The point is not to overload them, but to help them get ready for the next complicated, exciting, and challenging stage in their education. By the way, I also teach upperclassmen, and they all tell me that while they wished they had known more about college before leaving home, the support and love of their families has given them the strength to figure things out as they go along. That’s ultimately what’s most important.
How money works For every student I’ve met who has a job, there are three more who don’t really understand how much money they’ve borrowed to attend college, and how long it will take to pay it back. They should understand this, as well as how credit works, how much money they have to spend per semester, and why having a budget is a good idea.
How to deal with illnesses I’m always amazed by how quickly students get sick in college (all those germs, and none of that sleep, is my guess) and how often their first response is to turn to the nearest “real” adult for help. But while I and many of my colleagues will do our best, we’re not really on campus to evaluate fevers or suggest over-the-counter medicines.
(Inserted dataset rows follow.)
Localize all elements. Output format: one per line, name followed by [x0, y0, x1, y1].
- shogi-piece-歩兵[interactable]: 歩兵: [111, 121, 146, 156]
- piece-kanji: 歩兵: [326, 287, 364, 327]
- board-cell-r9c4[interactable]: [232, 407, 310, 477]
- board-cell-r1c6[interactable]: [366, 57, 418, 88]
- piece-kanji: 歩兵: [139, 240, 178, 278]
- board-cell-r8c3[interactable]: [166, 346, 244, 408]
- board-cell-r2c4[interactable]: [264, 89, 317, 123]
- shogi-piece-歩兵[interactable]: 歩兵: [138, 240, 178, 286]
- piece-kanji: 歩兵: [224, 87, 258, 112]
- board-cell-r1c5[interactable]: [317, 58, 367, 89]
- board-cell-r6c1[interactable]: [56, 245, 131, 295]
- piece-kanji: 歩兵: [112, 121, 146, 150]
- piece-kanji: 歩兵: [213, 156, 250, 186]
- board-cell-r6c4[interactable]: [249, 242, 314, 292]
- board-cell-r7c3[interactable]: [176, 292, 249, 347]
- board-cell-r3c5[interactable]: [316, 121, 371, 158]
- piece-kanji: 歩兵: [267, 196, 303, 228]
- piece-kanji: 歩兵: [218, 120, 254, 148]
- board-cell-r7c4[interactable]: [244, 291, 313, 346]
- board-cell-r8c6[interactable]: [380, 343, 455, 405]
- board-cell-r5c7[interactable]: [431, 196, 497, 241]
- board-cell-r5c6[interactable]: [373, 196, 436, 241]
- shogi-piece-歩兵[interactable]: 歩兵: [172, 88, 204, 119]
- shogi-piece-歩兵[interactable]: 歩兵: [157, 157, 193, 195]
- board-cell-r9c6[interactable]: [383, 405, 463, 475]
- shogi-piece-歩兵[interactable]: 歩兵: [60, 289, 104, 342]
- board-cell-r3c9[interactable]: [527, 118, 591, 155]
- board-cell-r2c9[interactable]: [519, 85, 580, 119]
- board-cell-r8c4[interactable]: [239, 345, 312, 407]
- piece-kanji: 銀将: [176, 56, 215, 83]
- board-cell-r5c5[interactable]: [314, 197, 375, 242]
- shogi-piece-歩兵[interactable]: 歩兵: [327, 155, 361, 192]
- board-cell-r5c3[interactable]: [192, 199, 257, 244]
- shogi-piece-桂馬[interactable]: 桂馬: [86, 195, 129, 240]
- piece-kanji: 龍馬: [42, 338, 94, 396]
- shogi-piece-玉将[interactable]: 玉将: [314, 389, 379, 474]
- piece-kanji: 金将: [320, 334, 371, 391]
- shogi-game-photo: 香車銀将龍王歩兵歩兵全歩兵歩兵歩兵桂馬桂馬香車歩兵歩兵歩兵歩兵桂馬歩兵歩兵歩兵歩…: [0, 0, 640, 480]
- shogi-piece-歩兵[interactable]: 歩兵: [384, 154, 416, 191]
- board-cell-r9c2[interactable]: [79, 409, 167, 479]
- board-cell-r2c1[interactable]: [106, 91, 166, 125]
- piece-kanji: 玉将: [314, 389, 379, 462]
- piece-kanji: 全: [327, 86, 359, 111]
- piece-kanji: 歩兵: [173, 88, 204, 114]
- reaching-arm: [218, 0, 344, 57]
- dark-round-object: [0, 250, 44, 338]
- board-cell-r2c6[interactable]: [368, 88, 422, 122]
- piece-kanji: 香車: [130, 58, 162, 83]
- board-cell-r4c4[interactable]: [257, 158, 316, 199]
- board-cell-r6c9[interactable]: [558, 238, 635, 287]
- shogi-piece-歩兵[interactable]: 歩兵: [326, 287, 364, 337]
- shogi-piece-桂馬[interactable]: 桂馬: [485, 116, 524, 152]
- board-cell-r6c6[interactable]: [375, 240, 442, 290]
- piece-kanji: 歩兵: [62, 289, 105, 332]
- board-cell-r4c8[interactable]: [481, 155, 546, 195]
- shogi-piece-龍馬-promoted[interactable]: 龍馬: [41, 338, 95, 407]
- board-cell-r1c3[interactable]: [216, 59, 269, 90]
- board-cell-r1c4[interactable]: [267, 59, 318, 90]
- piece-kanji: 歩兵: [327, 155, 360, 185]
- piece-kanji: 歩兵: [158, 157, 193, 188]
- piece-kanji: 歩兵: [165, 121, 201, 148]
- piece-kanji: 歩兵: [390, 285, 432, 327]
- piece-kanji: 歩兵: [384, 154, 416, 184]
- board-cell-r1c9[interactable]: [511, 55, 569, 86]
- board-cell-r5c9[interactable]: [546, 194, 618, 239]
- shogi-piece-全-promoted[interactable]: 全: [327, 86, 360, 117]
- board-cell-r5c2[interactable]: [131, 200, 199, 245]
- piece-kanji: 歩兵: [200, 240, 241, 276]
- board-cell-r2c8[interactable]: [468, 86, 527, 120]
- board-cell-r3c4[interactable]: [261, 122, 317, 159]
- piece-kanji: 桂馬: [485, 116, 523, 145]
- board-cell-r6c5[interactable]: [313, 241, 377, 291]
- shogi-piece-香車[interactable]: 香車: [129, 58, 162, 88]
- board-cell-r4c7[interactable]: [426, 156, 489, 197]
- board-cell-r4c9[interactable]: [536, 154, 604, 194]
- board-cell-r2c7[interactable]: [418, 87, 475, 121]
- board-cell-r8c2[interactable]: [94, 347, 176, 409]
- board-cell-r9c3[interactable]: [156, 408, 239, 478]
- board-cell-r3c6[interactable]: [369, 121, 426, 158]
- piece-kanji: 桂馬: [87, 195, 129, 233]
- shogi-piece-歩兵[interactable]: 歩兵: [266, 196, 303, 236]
Students need to learn how to care for themselves when they are ill, and where to get help from a medical professional when they need it.
How to manage homesickness Few students make good friends on the first day, or even in the first month, and managing the stress that comes with college/adult life is hard. Instead of wishing that your kids will be happy, teach them that they will face sad and lonely times, far away from home and the familiar, and that they have the inner resources to cope with their homesickness. Too many of my students think that “everyone else” loves college and that they alone are having a hard time. It’s just not true.
How to deal with sexual assault on campus. All kids need to be equipped with information about what to do if they see it happening, or if it happens to them. It is a horrific and terrible part of being at college, but if you tell yourself that your kid knows what to do and won’t do that even though you’ve never discussed it, you’re fooling yourself. Teenagers usually know what the right thing is, but they need help to think through how to do it.
How to use their manners Make sure they know the basics: How to send a polite email to a professor. To hold the door to the library open for the person behind them. To say “thank you” to the cafeteria workers. Most campuses are villages, and word gets around pretty quickly about who’s pleasant and who’s not.